Carcinoma epatocellulare: una nuova linea guida consiglia di approfondire l’uso della chirurgia mininvasiva

Un documento di consenso la cui stesura è stata guidata da Qi-Feng Chen Sun Yat-sen, dello University Cancer Center, Guangzhou, Cina, pubblicato su Frontiers in Oncology, stabilisce la linea guida per l’approccio minimamente invasivo e multidisciplinare per il trattamento del carcinoma epatocellulare (HCC) nel paese asiatico.



“In Cina, la maggior parte dei casi di carcinoma epatocellare è causato da un’infezione a lungo termine da epatite B. Dal punto di vista patologico, questo tumore è caratterizzato da un ricco apporto di sangue, origini multicentriche, invasione vascolare precoce e metastasi intraepatiche. Pertanto, non è una malattia locale ma una malattia sistemica all’inizio della sua insorgenza. Per questo motivo la sua gestione richiede una strategia di trattamento completa, con trattamenti locali, trattamenti a livello di organo, e trattamenti sistemici” spiegano gli autori.

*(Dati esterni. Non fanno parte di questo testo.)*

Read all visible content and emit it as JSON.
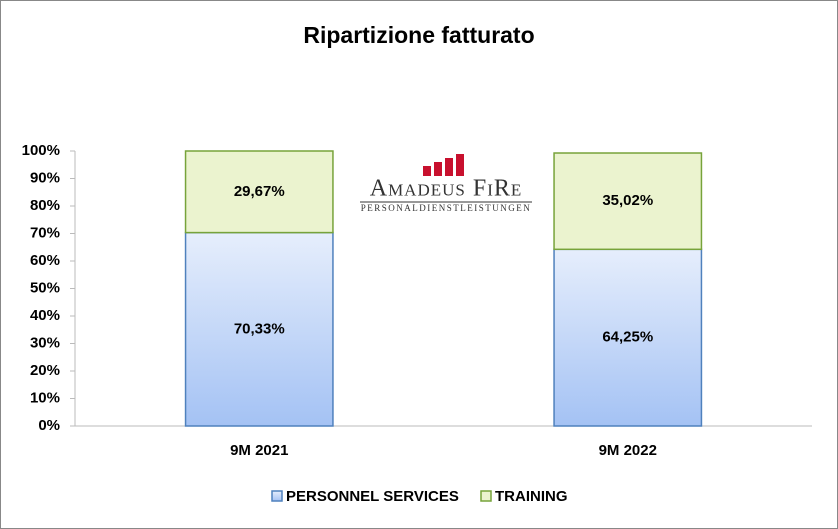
{
  "chart_data": {
    "type": "stacked_bar",
    "title": "Ripartizione  fatturato",
    "categories": [
      "9M 2021",
      "9M 2022"
    ],
    "series": [
      {
        "name": "PERSONNEL SERVICES",
        "color": "#a4c2f4",
        "values": [
          70.33,
          64.25
        ],
        "value_labels": [
          "70,33%",
          "64,25%"
        ]
      },
      {
        "name": "TRAINING",
        "color": "#ebf3cf",
        "values": [
          29.67,
          35.02
        ],
        "value_labels": [
          "29,67%",
          "35,02%"
        ]
      }
    ],
    "ylim": [
      0,
      100
    ],
    "yticks": [
      {
        "value": 0,
        "label": "0%"
      },
      {
        "value": 10,
        "label": "10%"
      },
      {
        "value": 20,
        "label": "20%"
      },
      {
        "value": 30,
        "label": "30%"
      },
      {
        "value": 40,
        "label": "40%"
      },
      {
        "value": 50,
        "label": "50%"
      },
      {
        "value": 60,
        "label": "60%"
      },
      {
        "value": 70,
        "label": "70%"
      },
      {
        "value": 80,
        "label": "80%"
      },
      {
        "value": 90,
        "label": "90%"
      },
      {
        "value": 100,
        "label": "100%"
      }
    ],
    "grid": false,
    "legend": "bottom"
  },
  "logo": {
    "name": "Amadeus FiRe",
    "tagline": "PERSONALDIENSTLEISTUNGEN"
  }
}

Questo consenso si concentra su otto aspetti. Tra questi, si raccomanda di individuare la lesione epatica tramite epaticarteriografia, arteriografia epatica TC (CTHA), portografia arteriosa CT (CTAP), lipodol CT (Lp-CT), TACE –TC.


Per il trattamento di prima linea, il documento consiglia TACE con ablazione o ablazione come prima scelta di trattamento per l’HCC in stadio iniziale o piccolo, con altre terapie considerate solo quando l’ablazione non è applicabile. La linea guida indica poi che un trattamento completo minimamente invasivo potrebbe essere adottato nel trattamento dei linfonodi metastatici, e che si raccomanda l’implementazione di studi multicentrici randomizzati e controllati di terapia minimamente invasiva rispetto alla chirurgia per l’HCC in stadio iniziale e intermedio.